Says you. I find it less straightforward, personally, than reimplementing many types of programs from scratch! (This is because I'm not very good with markup languages.)

 The requirement for a
transparent copy is so that you don't have to keyboard the whole text
again in order to publish a modified manual.
Why not just require source? I guess you prefer to require that the manual be available as a text file than that it be available in its original source format. I don't really understand or agree with this.

 Even that is not
impossible, but it's a bigger pain than writing mark-up afresh.  (I
think the right thing to do is to distribute the complete
corresponding source code.

    >  For manuals, there is a real danger that the
    >"source" will be in a format that free software cannot read, and thus
    >useless.
The same danger *does* exist for programs, and happens often: a 'free' program written in an interpreted language with no free interpreter or translator is effectively non-free in exactly the same way. Yet there is no similar clause in the GPL.

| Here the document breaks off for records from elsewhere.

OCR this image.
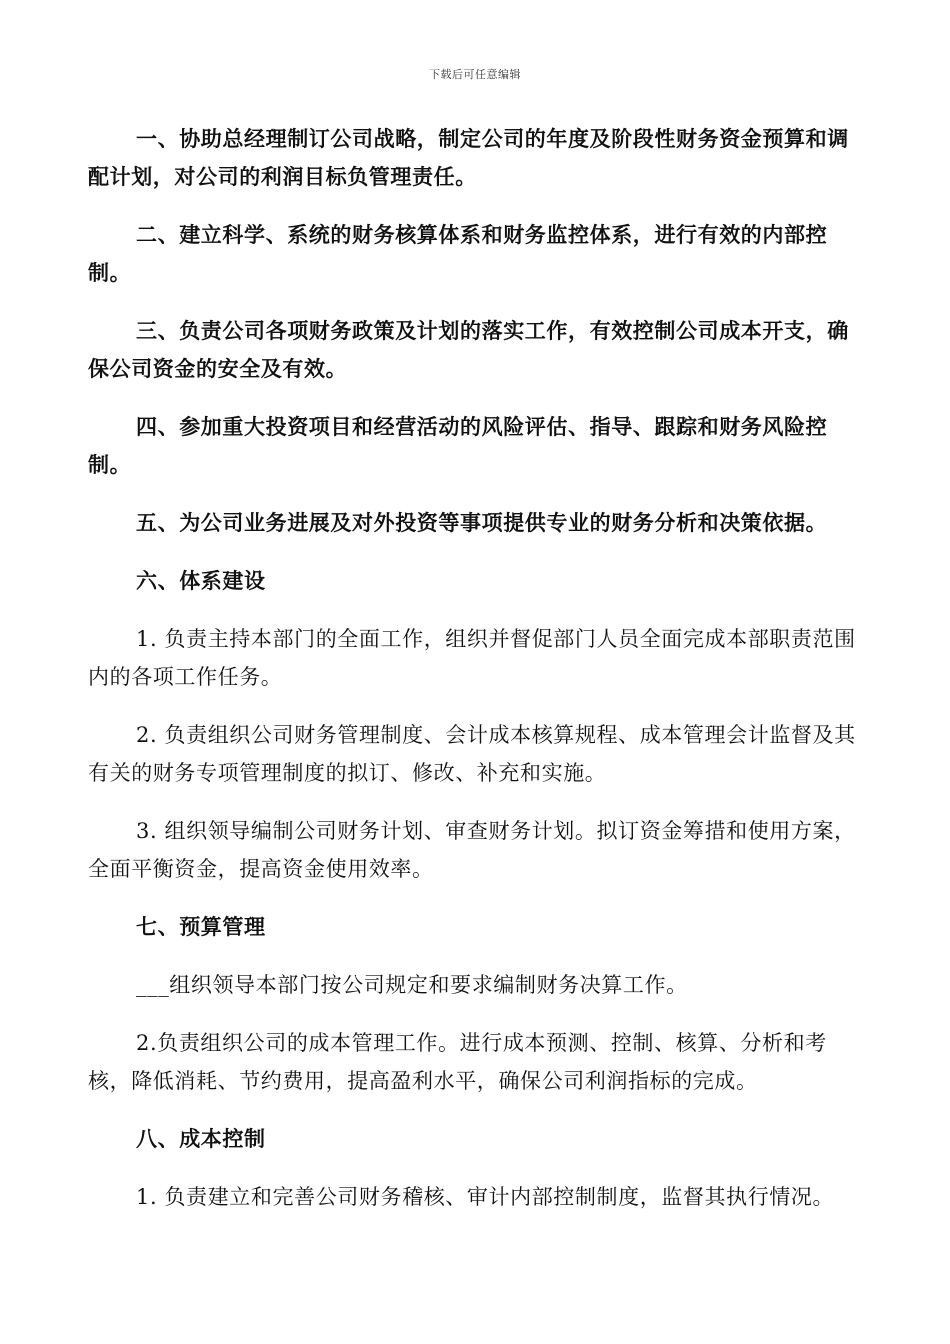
下载后可任意编辑

一、协助总经理制订公司战略，制定公司的年度及阶段性财务资金预算和调配计划，对公司的利润目标负管理责任。

二、建立科学、系统的财务核算体系和财务监控体系，进行有效的内部控制。

三、负责公司各项财务政策及计划的落实工作，有效控制公司成本开支，确保公司资金的安全及有效。

四、参加重大投资项目和经营活动的风险评估、指导、跟踪和财务风险控制。

五、为公司业务进展及对外投资等事项提供专业的财务分析和决策依据。

六、体系建设

1. 负责主持本部门的全面工作，组织并督促部门人员全面完成本部职责范围内的各项工作任务。

2. 负责组织公司财务管理制度、会计成本核算规程、成本管理会计监督及其有关的财务专项管理制度的拟订、修改、补充和实施。

3. 组织领导编制公司财务计划、审查财务计划。拟订资金筹措和使用方案，全面平衡资金，提高资金使用效率。

七、预算管理

___组织领导本部门按公司规定和要求编制财务决算工作。

2.负责组织公司的成本管理工作。进行成本预测、控制、核算、分析和考核，降低消耗、节约费用，提高盈利水平，确保公司利润指标的完成。

八、成本控制

1. 负责建立和完善公司财务稽核、审计内部控制制度，监督其执行情况。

These are two different kinds of problems, two different issues.  A
program in a language with no free interpreter is nonetheless
transparent if the language is documented and the source is legible.
To be non-transparent, it would have to be obfuscated (and then it
would not be the real source code, so the GPL would reject it).
Conversely, the GFDL does not require the transparent copy to be
processable by a free text formatter.

To write a program in language A can be very different from writing it
in language B; it is not really the same program.
If it does the same thing....

 But whatever text
you want to write, you can write it in any word processor or text
formatter, and it is the same text.  And any word processor can
store the text in a transparent format.
Essentially, you're saying that only the (ASCII-encodable) text matters. *shrug*. In general, I disagree.

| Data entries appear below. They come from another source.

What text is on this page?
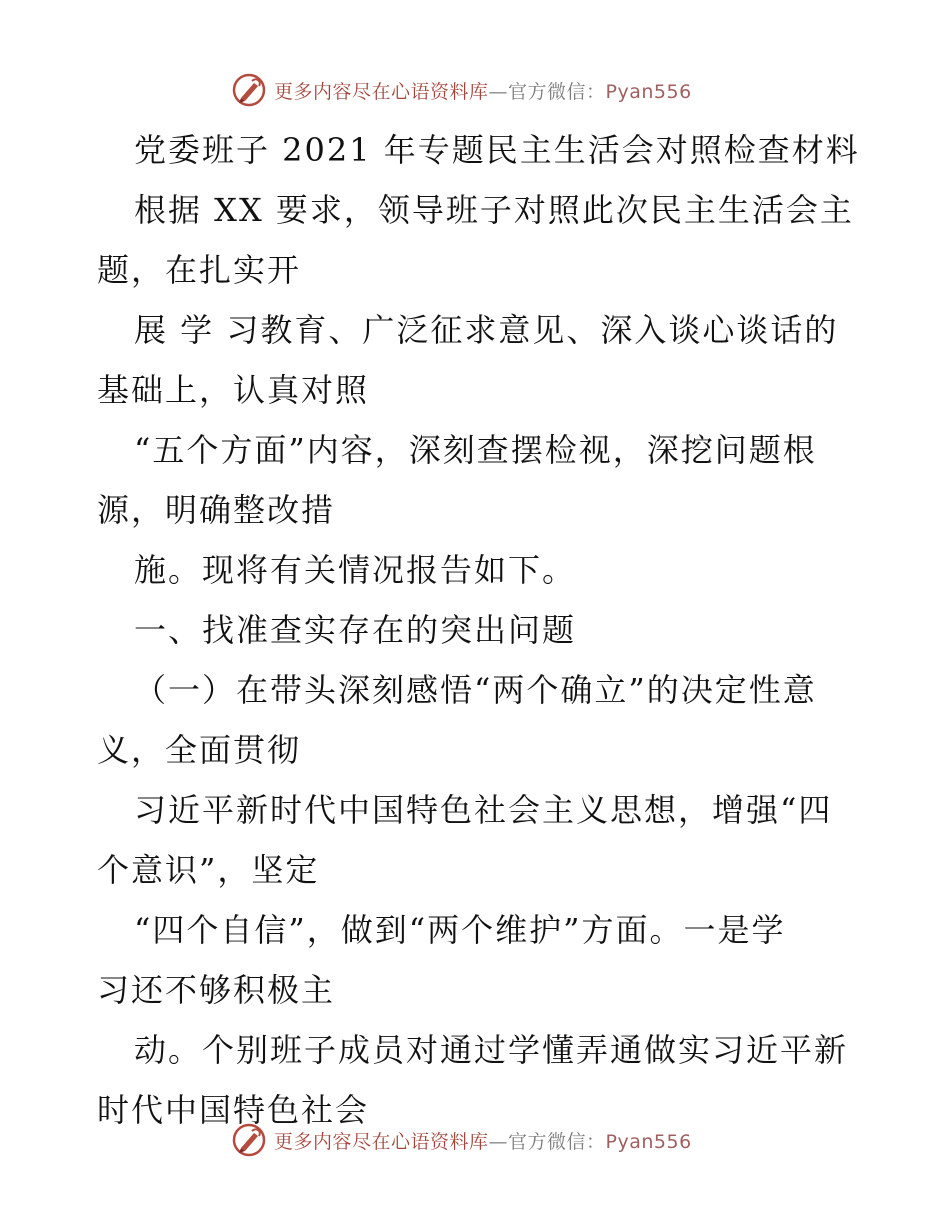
更多内容尽在心语资料库—官方微信：Pyan556
党委班子 2021 年专题民主生活会对照检查材料
根据 XX 要求，领导班子对照此次民主生活会主
题，在扎实开
展 学 习教育、广泛征求意见、深入谈心谈话的
基础上，认真对照
“五个方面”内容，深刻查摆检视，深挖问题根
源，明确整改措
施。现将有关情况报告如下。
一、找准查实存在的突出问题
（一）在带头深刻感悟“两个确立”的决定性意
义，全面贯彻
习近平新时代中国特色社会主义思想，增强“四
个意识”，坚定
“四个自信”，做到“两个维护”方面。一是学
习还不够积极主
动。个别班子成员对通过学懂弄通做实习近平新
时代中国特色社会
更多内容尽在心语资料库—官方微信：Pyan556
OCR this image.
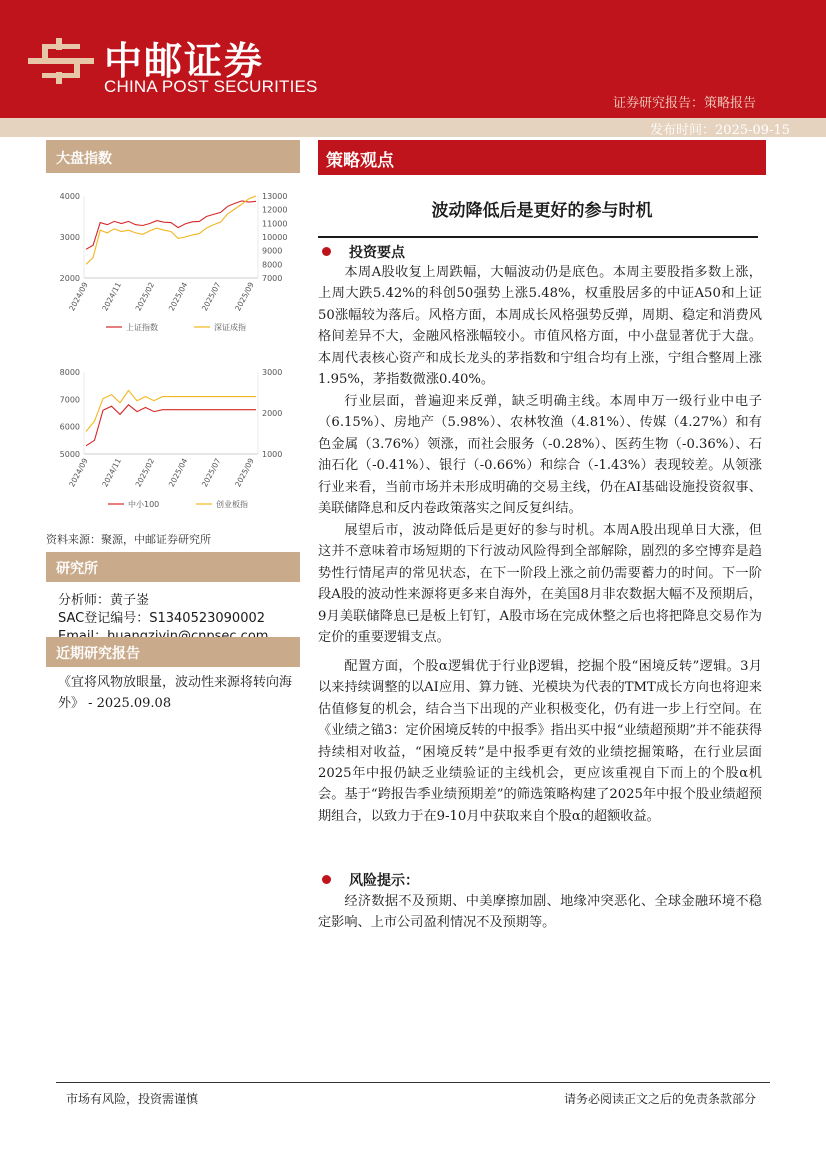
中邮证券
CHINA POST SECURITIES
证券研究报告：策略报告
发布时间：2025-09-15
大盘指数
2000
3000
4000
7000
8000
9000
10000
11000
12000
13000
2024/09 2024/11 2025/02 2025/04 2025/07 2025/09
上证指数	深证成指
5000
6000
7000
8000
1000
2000
3000
2024/09 2024/11 2025/02 2025/04 2025/07 2025/09
中小100	创业板指
资料来源：聚源，中邮证券研究所
研究所
分析师：黄子崟
SAC登记编号：S1340523090002
近期研究报告
《宜将风物放眼量，波动性来源将转向海外》 - 2025.09.08
策略观点
波动降低后是更好的参与时机
投资要点

本周A股收复上周跌幅，大幅波动仍是底色。本周主要股指多数上涨，上周大跌5.42%的科创50强势上涨5.48%，权重股居多的中证A50和上证50涨幅较为落后。风格方面，本周成长风格强势反弹，周期、稳定和消费风格间差异不大，金融风格涨幅较小。市值风格方面，中小盘显著优于大盘。本周代表核心资产和成长龙头的茅指数和宁组合均有上涨，宁组合整周上涨1.95%，茅指数微涨0.40%。

行业层面，普遍迎来反弹，缺乏明确主线。本周申万一级行业中电子（6.15%）、房地产（5.98%）、农林牧渔（4.81%）、传媒（4.27%）和有色金属（3.76%）领涨，而社会服务（-0.28%）、医药生物（-0.36%）、石油石化（-0.41%）、银行（-0.66%）和综合（-1.43%）表现较差。从领涨行业来看，当前市场并未形成明确的交易主线，仍在AI基础设施投资叙事、美联储降息和反内卷政策落实之间反复纠结。

展望后市，波动降低后是更好的参与时机。本周A股出现单日大涨，但这并不意味着市场短期的下行波动风险得到全部解除，剧烈的多空博弈是趋势性行情尾声的常见状态，在下一阶段上涨之前仍需要蓄力的时间。下一阶段A股的波动性来源将更多来自海外，在美国8月非农数据大幅不及预期后，9月美联储降息已是板上钉钉，A股市场在完成休整之后也将把降息交易作为定价的重要逻辑支点。

配置方面，个股α逻辑优于行业β逻辑，挖掘个股“困境反转”逻辑。3月以来持续调整的以AI应用、算力链、光模块为代表的TMT成长方向也将迎来估值修复的机会，结合当下出现的产业积极变化，仍有进一步上行空间。在《业绩之锚3：定价困境反转的中报季》指出买中报“业绩超预期”并不能获得持续相对收益，“困境反转”是中报季更有效的业绩挖掘策略，在行业层面2025年中报仍缺乏业绩验证的主线机会，更应该重视自下而上的个股α机会。基于“跨报告季业绩预期差”的筛选策略构建了2025年中报个股业绩超预期组合，以致力于在9-10月中获取来自个股α的超额收益。

风险提示：

经济数据不及预期、中美摩擦加剧、地缘冲突恶化、全球金融环境不稳定影响、上市公司盈利情况不及预期等。

市场有风险，投资需谨慎	请务必阅读正文之后的免责条款部分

The definition of "transparent format", although laudable in concept, is hopelessly vague, and does not seem to me to correspond with its goal. If it was defined as a "Publically specified and freely implementable format with no deliberate obfustication", or something close to that, I think it would not generate complaint. But it's *still* the same issue for program source code and for manuals. Suppose someone starts claiming to have satisfied the GPL by distributing source code in a proprietary, generally unreadable (but not deliberately obfusticated) file format?

>I agree with you that it is a drawback to be unable to intermix the
>program code and the documentation.  But this drawback has nothing to
>do with any of the specific features of the GFDL that have been
>criticized here.  The old simple documentation license that we used
>for most GNU manuals years ago, which nobody here has claimed was
>non-free, would give you the same consequence.  The problem is simply
>due to the fact that the software and the manual have incompatible
>licenses.
But that license was not incompatible with all possible program licenses. The GFDL apparently is.